Sebagian orang mungkin merasa heran terhadap ide tersebut. Karena faktanya, Singapura hanyalah negara dengan luas wilayah yang relatif kecil. Namun ternyata tidak demikian bagi seorang Lee Kuan Yew.
Sebagaimana dikabarkan oleh Channel NewsAsia, Lee Kuan Yew berpikir jauh bahwa F1 bisa menjadi “panggung” yang mempertegas posisi Singapura sebagai bagian dari perekonomian dunia. Dengan hak siar F1 yang worldwide, jutaan mata akan melihat keunikan dari balapan ini.
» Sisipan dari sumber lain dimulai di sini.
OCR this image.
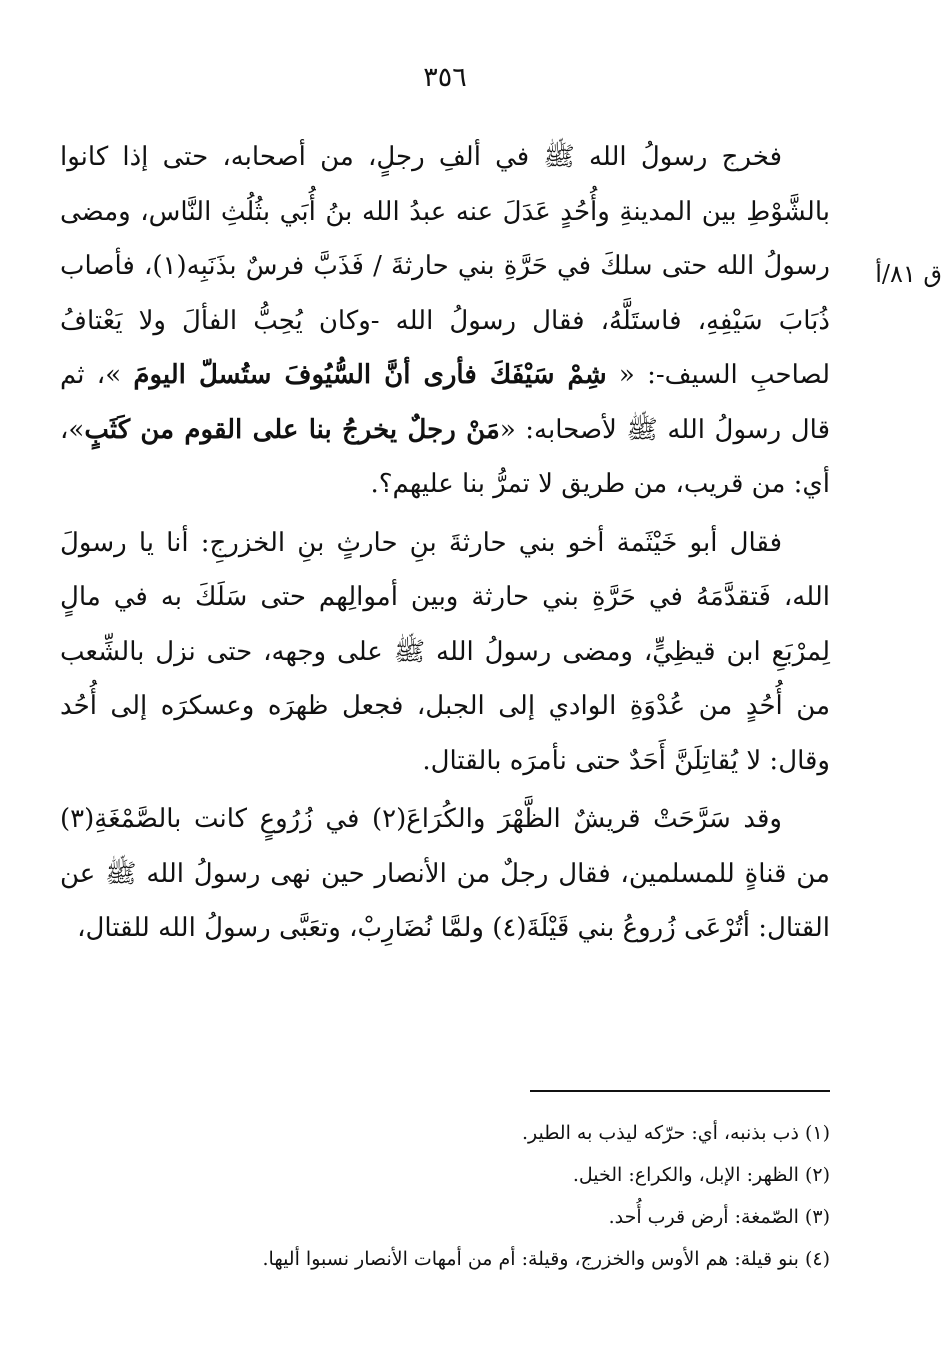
٣٥٦
ق ٨١/أ

فخرج رسولُ الله ﷺ في ألفِ رجلٍ، من أصحابه، حتى إذا كانوا بالشَّوْطِ بين المدينةِ وأُحُدٍ عَدَلَ عنه عبدُ الله بنُ أُبَي بثُلُثِ النَّاس، ومضى رسولُ الله حتى سلكَ في حَرَّةِ بني حارثةَ / فَذَبَّ فرسٌ بذَنَبِه(١)، فأصاب ذُبَابَ سَيْفِهِ، فاستَلَّهُ، فقال رسولُ الله -وكان يُحِبُّ الفألَ ولا يَعْتافُ لصاحبِ السيف-: « شِمْ سَيْفَكَ فأرى أنَّ السُّيُوفَ ستُسلّ اليومَ »، ثم قال رسولُ الله ﷺ لأصحابه: «مَنْ رجلٌ يخرجُ بنا على القوم من كَثَبٍ»، أي: من قريب، من طريق لا تمرُّ بنا عليهم؟.

فقال أبو خَيْثَمة أخو بني حارثةَ بنِ حارثٍ بنِ الخزرجِ: أنا يا رسولَ الله، فَتقدَّمَهُ في حَرَّةِ بني حارثة وبين أموالِهم حتى سَلَكَ به في مالٍ لِمرْبَعِ ابن قيظِيٍّ، ومضى رسولُ الله ﷺ على وجهه، حتى نزل بالشِّعب من أُحُدٍ من عُدْوَةِ الوادي إلى الجبل، فجعل ظهرَه وعسكرَه إلى أُحُد وقال: لا يُقاتِلَنَّ أَحَدٌ حتى نأمرَه بالقتال.

وقد سَرَّحَتْ قريشٌ الظَّهْرَ والكُرَاعَ(٢) في زُرُوعٍ كانت بالصَّمْغَةِ(٣) من قناةٍ للمسلمين، فقال رجلٌ من الأنصار حين نهى رسولُ الله ﷺ عن القتال: أتُرْعَى زُروعُ بني قَيْلَةَ(٤) ولمَّا نُضَارِبْ، وتعَبَّى رسولُ الله للقتال،

(١) ذب بذنبه، أي: حرّكه ليذب به الطير.

(٢) الظهر: الإبل، والكراع: الخيل.

(٣) الصّمغة: أرض قرب أُحد.

(٤) بنو قيلة: هم الأوس والخزرج، وقيلة: أم من أمهات الأنصار نسبوا أليها.
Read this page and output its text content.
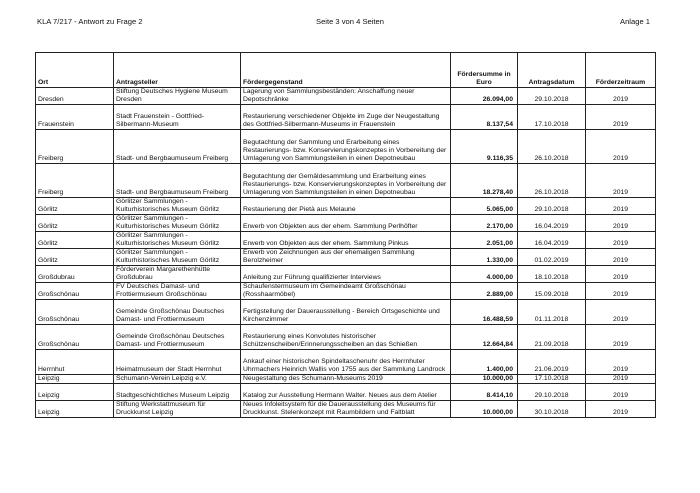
KLA 7/217 - Antwort zu Frage 2	Seite 3 von 4 Seiten	Anlage 1
Ort	Antragsteller	Fördergegenstand	Fördersumme in Euro	Antragsdatum	Förderzeitraum
Dresden	Stiftung Deutsches Hygiene Museum Dresden	Lagerung von Sammlungsbeständen: Anschaffung neuer Depotschränke	26.094,00	29.10.2018	2019
Frauenstein	Stadt Frauenstein - Gottfried-Silbermann-Museum	Restaurierung verschiedener Objekte im Zuge der Neugestaltung des Gottfried-Silbermann-Museums in Frauenstein	8.137,54	17.10.2018	2019
Freiberg	Stadt- und Bergbaumuseum Freiberg	Begutachtung der Sammlung und Erarbeitung eines Restaurierungs- bzw. Konservierungskonzeptes in Vorbereitung der Umlagerung von Sammlungsteilen in einen Depotneubau	9.116,35	26.10.2018	2019
Freiberg	Stadt- und Bergbaumuseum Freiberg	Begutachtung der Gemäldesammlung und Erarbeitung eines Restaurierungs- bzw. Konservierungskonzeptes in Vorbereitung der Umlagerung von Sammlungsteilen in einen Depotneubau	18.278,40	26.10.2018	2019
Görlitz	Görlitzer Sammlungen - Kulturhistorisches Museum Görlitz	Restaurierung der Pietà aus Melaune	5.065,00	29.10.2018	2019
Görlitz	Görlitzer Sammlungen - Kulturhistorisches Museum Görlitz	Erwerb von Objekten aus der ehem. Sammlung Perlhöfter	2.170,00	16.04.2019	2019
Görlitz	Görlitzer Sammlungen - Kulturhistorisches Museum Görlitz	Erwerb von Objekten aus der ehem. Sammlung Pinkus	2.051,00	16.04.2019	2019
Görlitz	Görlitzer Sammlungen - Kulturhistorisches Museum Görlitz	Erwerb von Zeichnungen aus der ehemaligen Sammlung Berolzheimer	1.330,00	01.02.2019	2019
Großdubrau	Förderverein Margarethenhütte Großdubrau	Anleitung zur Führung qualifizierter Interviews	4.000,00	18.10.2018	2019
Großschönau	FV Deutsches Damast- und Frottiermuseum Großschönau	Schaufenstermuseum im Gemeindeamt Großschönau (Rosshaarmöbel)	2.889,00	15.09.2018	2019
Großschönau	Gemeinde Großschönau Deutsches Damast- und Frottiermuseum	Fertigstellung der Dauerausstellung - Bereich Ortsgeschichte und Kirchenzimmer	16.488,59	01.11.2018	2019
Großschönau	Gemeinde Großschönau Deutsches Damast- und Frottiermuseum	Restaurierung eines Konvolutes historischer Schützenscheiben/Erinnerungsscheiben an das Schießen	12.664,84	21.09.2018	2019
Herrnhut	Heimatmuseum der Stadt Herrnhut	Ankauf einer historischen Spindeltaschenuhr des Herrnhuter Uhrmachers Heinrich Wallis von 1755 aus der Sammlung Landrock	1.400,00	21.06.2019	2019
Leipzig	Schumann-Verein Leipzig e.V.	Neugestaltung des Schumann-Museums 2019	10.000,00	17.10.2018	2019
Leipzig	Stadtgeschichtliches Museum Leipzig	Katalog zur Ausstellung Hermann Walter. Neues aus dem Atelier	8.414,10	29.10.2018	2019
Leipzig	Stiftung Werkstattmuseum für Druckkunst Leipzig	Neues Infoleitsystem für die Dauerausstellung des Museums für Druckkunst. Stelenkonzept mit Raumbildern und Faltblatt	10.000,00	30.10.2018	2019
Terlepas dari aspek balap yang kadang menimbulkan kontroversi, GP Singapore menjadi seri favorit bagi para pembalap F1. Sirkuit Marina Bay yang terdapat 23 tikungan dengan panjang 5.065 KM ternyata menghasilkan tayangan yang menarik bagi pemirsa F1.
Balapan yang diadakan malam hari juga menjadi salah satu karakteristik yang dinantikan penikmat olahraga jet darat ini. Secara ekonomis, negara pun diuntungkan dari penjualan tiket dan kunjungan turis dari berbagai negara.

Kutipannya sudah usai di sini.